Limitations & Future Work

  • Verification is limited to the single benchmark of ImageNet 256×256 class-conditional generation; generalization to text-to-image or higher resolutions has not been tested.
  • Specific implementation details for the auxiliary v-head and CFG condition distributions are primarily in the appendix; the choice between boundary conditions and v-heads varies with model scale.
  • The continued practical need for stop-gradient despite being "theoretically removable" suggests unresolved optimization nuances.
  • vs Original MeanFlow: iMF retains the framework but fixes the two fundamental flaws—network-dependent u-loss and fixed CFG—leading to a ~50% FID improvement.

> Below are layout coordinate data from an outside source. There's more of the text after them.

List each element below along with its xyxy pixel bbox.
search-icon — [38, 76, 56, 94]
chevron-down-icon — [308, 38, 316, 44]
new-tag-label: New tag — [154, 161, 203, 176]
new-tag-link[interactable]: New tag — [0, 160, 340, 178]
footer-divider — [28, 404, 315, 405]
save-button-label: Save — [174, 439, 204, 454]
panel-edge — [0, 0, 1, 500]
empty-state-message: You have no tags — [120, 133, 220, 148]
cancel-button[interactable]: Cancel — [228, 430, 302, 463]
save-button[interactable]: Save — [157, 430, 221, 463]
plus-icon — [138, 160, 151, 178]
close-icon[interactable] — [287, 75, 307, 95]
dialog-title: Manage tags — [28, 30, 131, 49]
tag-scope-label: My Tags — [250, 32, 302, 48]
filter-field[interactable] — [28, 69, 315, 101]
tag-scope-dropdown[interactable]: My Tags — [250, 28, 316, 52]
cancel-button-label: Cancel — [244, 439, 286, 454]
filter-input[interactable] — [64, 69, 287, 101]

  • vs Consistency Models / Shortcut / IMM: While other fastforward methods use different look-ahead approximations, iMF focuses on the objective validity and CFG utility of the MeanFlow branch, offering orthogonal improvements.

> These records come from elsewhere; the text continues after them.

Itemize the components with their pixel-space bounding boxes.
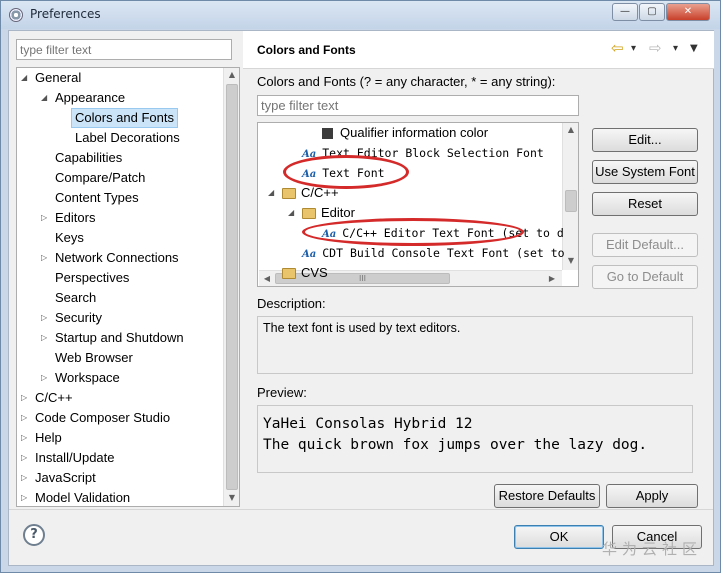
expanded-triangle-icon[interactable]: ◢ [268, 183, 278, 203]
color-definition-item[interactable]: Qualifier information color [322, 123, 488, 143]
preferences-tree-item[interactable]: Appearance [55, 88, 125, 108]
dialog-client-area: ▲ ▼ ◢General◢AppearanceColors and FontsL… [8, 30, 714, 566]
scroll-right-arrow-icon[interactable]: ▶ [544, 274, 560, 283]
tree-item-label: Qualifier information color [340, 125, 489, 140]
color-swatch-icon [322, 128, 333, 140]
use-system-font-button[interactable]: Use System Font [592, 160, 698, 184]
colors-fonts-tree[interactable]: ▲ ▼ ◀ III ▶ Qualifier information color A… [257, 122, 579, 287]
preferences-app-icon [9, 8, 23, 22]
preferences-tree-item[interactable]: Workspace [55, 368, 120, 388]
collapsed-triangle-icon[interactable]: ▷ [41, 308, 51, 328]
collapsed-triangle-icon[interactable]: ▷ [21, 388, 31, 408]
footer-separator [9, 509, 713, 510]
annotation-ellipse-editor-font [302, 218, 524, 246]
scroll-up-arrow-icon[interactable]: ▲ [563, 125, 578, 134]
go-to-default-button[interactable]: Go to Default [592, 265, 698, 289]
preferences-tree-item[interactable]: Colors and Fonts [71, 108, 178, 128]
preferences-tree-item[interactable]: Network Connections [55, 248, 179, 268]
collapsed-triangle-icon[interactable]: ▷ [41, 248, 51, 268]
expanded-triangle-icon[interactable]: ◢ [288, 203, 298, 223]
preferences-tree[interactable]: ▲ ▼ ◢ General ◢ Appearance Colors and Fonts L… [16, 67, 240, 507]
scroll-down-arrow-icon[interactable]: ▼ [224, 493, 239, 502]
preview-line-font-name: YaHei Consolas Hybrid 12 [263, 416, 473, 432]
preferences-tree-item[interactable]: Keys [55, 228, 84, 248]
colors-fonts-filter-hint: Colors and Fonts (? = any character, * =… [257, 74, 556, 89]
forward-history-dropdown-icon[interactable]: ▾ [673, 43, 678, 54]
preferences-tree-item[interactable]: Search [55, 288, 96, 308]
forward-arrow-icon[interactable]: ⇨ [649, 39, 662, 57]
help-icon[interactable]: ? [23, 524, 45, 546]
scroll-thumb[interactable] [226, 84, 238, 490]
preferences-tree-item[interactable]: Editors [55, 208, 95, 228]
scroll-thumb[interactable] [565, 190, 577, 212]
collapsed-triangle-icon[interactable]: ▷ [21, 488, 31, 506]
scroll-down-arrow-icon[interactable]: ▼ [563, 256, 578, 265]
expanded-triangle-icon[interactable]: ◢ [41, 88, 51, 108]
preferences-tree-item[interactable]: Web Browser [55, 348, 133, 368]
collapsed-triangle-icon[interactable]: ▷ [41, 208, 51, 228]
font-category-item[interactable]: CVS [282, 263, 328, 283]
edit-button[interactable]: Edit... [592, 128, 698, 152]
preferences-tree-item[interactable]: Model Validation [35, 488, 130, 506]
folder-icon [282, 268, 296, 280]
reset-button[interactable]: Reset [592, 192, 698, 216]
preferences-tree-item[interactable]: Help [35, 428, 62, 448]
edit-default-button[interactable]: Edit Default... [592, 233, 698, 257]
apply-button[interactable]: Apply [606, 484, 698, 508]
collapsed-triangle-icon[interactable]: ▷ [41, 328, 51, 348]
ok-button[interactable]: OK [514, 525, 604, 549]
view-menu-icon[interactable]: ▼ [690, 43, 698, 54]
collapsed-triangle-icon[interactable]: ▷ [41, 368, 51, 388]
preferences-tree-item[interactable]: JavaScript [35, 468, 96, 488]
scroll-up-arrow-icon[interactable]: ▲ [224, 70, 239, 79]
font-icon: Aa [302, 249, 317, 260]
preferences-tree-item[interactable]: Startup and Shutdown [55, 328, 184, 348]
collapsed-triangle-icon[interactable]: ▷ [21, 448, 31, 468]
preferences-tree-item[interactable]: Install/Update [35, 448, 115, 468]
window-title: Preferences [30, 7, 101, 21]
minimize-button[interactable]: — [612, 3, 638, 21]
preferences-filter-input[interactable] [16, 39, 232, 60]
back-arrow-icon[interactable]: ⇦ [611, 39, 624, 57]
back-history-dropdown-icon[interactable]: ▾ [631, 43, 636, 54]
scroll-left-arrow-icon[interactable]: ◀ [259, 274, 275, 283]
title-bar[interactable]: Preferences — ▢ ✕ [1, 1, 720, 29]
preferences-tree-item[interactable]: Label Decorations [75, 128, 180, 148]
folder-icon [282, 188, 296, 200]
watermark: 华为云社区 [602, 540, 703, 558]
collapsed-triangle-icon[interactable]: ▷ [21, 428, 31, 448]
expanded-triangle-icon[interactable]: ◢ [21, 68, 31, 88]
page-title: Colors and Fonts [257, 43, 356, 57]
preferences-tree-item[interactable]: Compare/Patch [55, 168, 145, 188]
font-preview: YaHei Consolas Hybrid 12 The quick brown… [257, 405, 693, 473]
preferences-window: Preferences — ▢ ✕ ▲ ▼ ◢General◢Appearanc… [0, 0, 721, 573]
preferences-tree-item[interactable]: Code Composer Studio [35, 408, 170, 428]
tree-item-label: Editor [321, 205, 355, 220]
maximize-button[interactable]: ▢ [639, 3, 665, 21]
folder-icon [302, 208, 316, 220]
description-label: Description: [257, 296, 326, 311]
tree-item-label: CDT Build Console Text Font (set to [322, 246, 565, 260]
preferences-tree-item[interactable]: Perspectives [55, 268, 129, 288]
preferences-tree-item[interactable]: Security [55, 308, 102, 328]
preferences-tree-item[interactable]: General [35, 68, 81, 88]
annotation-ellipse-text-font [283, 155, 409, 189]
preferences-tree-item[interactable]: Content Types [55, 188, 139, 208]
preferences-tree-scrollbar[interactable]: ▲ ▼ [223, 68, 239, 506]
preview-line-sample: The quick brown fox jumps over the lazy … [263, 437, 648, 453]
page-header: Colors and Fonts ⇦ ▾ ⇨ ▾ ▼ [243, 31, 714, 69]
preview-label: Preview: [257, 385, 307, 400]
colors-fonts-filter-input[interactable] [257, 95, 579, 116]
close-button[interactable]: ✕ [666, 3, 710, 21]
restore-defaults-button[interactable]: Restore Defaults [494, 484, 600, 508]
tree-item-label: CVS [301, 265, 328, 280]
description-text: The text font is used by text editors. [257, 316, 693, 374]
colors-and-fonts-page: Colors and Fonts ⇦ ▾ ⇨ ▾ ▼ Colors and Fo… [243, 31, 714, 508]
preferences-tree-item[interactable]: C/C++ [35, 388, 73, 408]
preferences-tree-item[interactable]: Capabilities [55, 148, 122, 168]
collapsed-triangle-icon[interactable]: ▷ [21, 468, 31, 488]
collapsed-triangle-icon[interactable]: ▷ [21, 408, 31, 428]
font-definition-item[interactable]: Aa CDT Build Console Text Font (set to [302, 243, 565, 263]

  • vs Multistep Diffusion/Flow Matching: iMF narrows the gap with multi-step methods to 1.72 FID in 1-NFE without relying on distillation, supporting the case for fastforward models as a standalone paradigm.

Rating

  • Novelty: ⭐⭐⭐⭐⭐ Uses equivalent rewriting to fix fundamental MF flaws with clean solutions.
  • Experimental Thoroughness: ⭐⭐⭐⭐ Solid ablation and scale comparisons, though limited to ImageNet.
  • Writing Quality: ⭐⭐⭐⭐⭐ Rigorous derivation and excellent analysis of loss variance.
  • Value: ⭐⭐⭐⭐⭐ 1-NFE 1.72 FID establishes a more stable objective paradigm for one-step generation.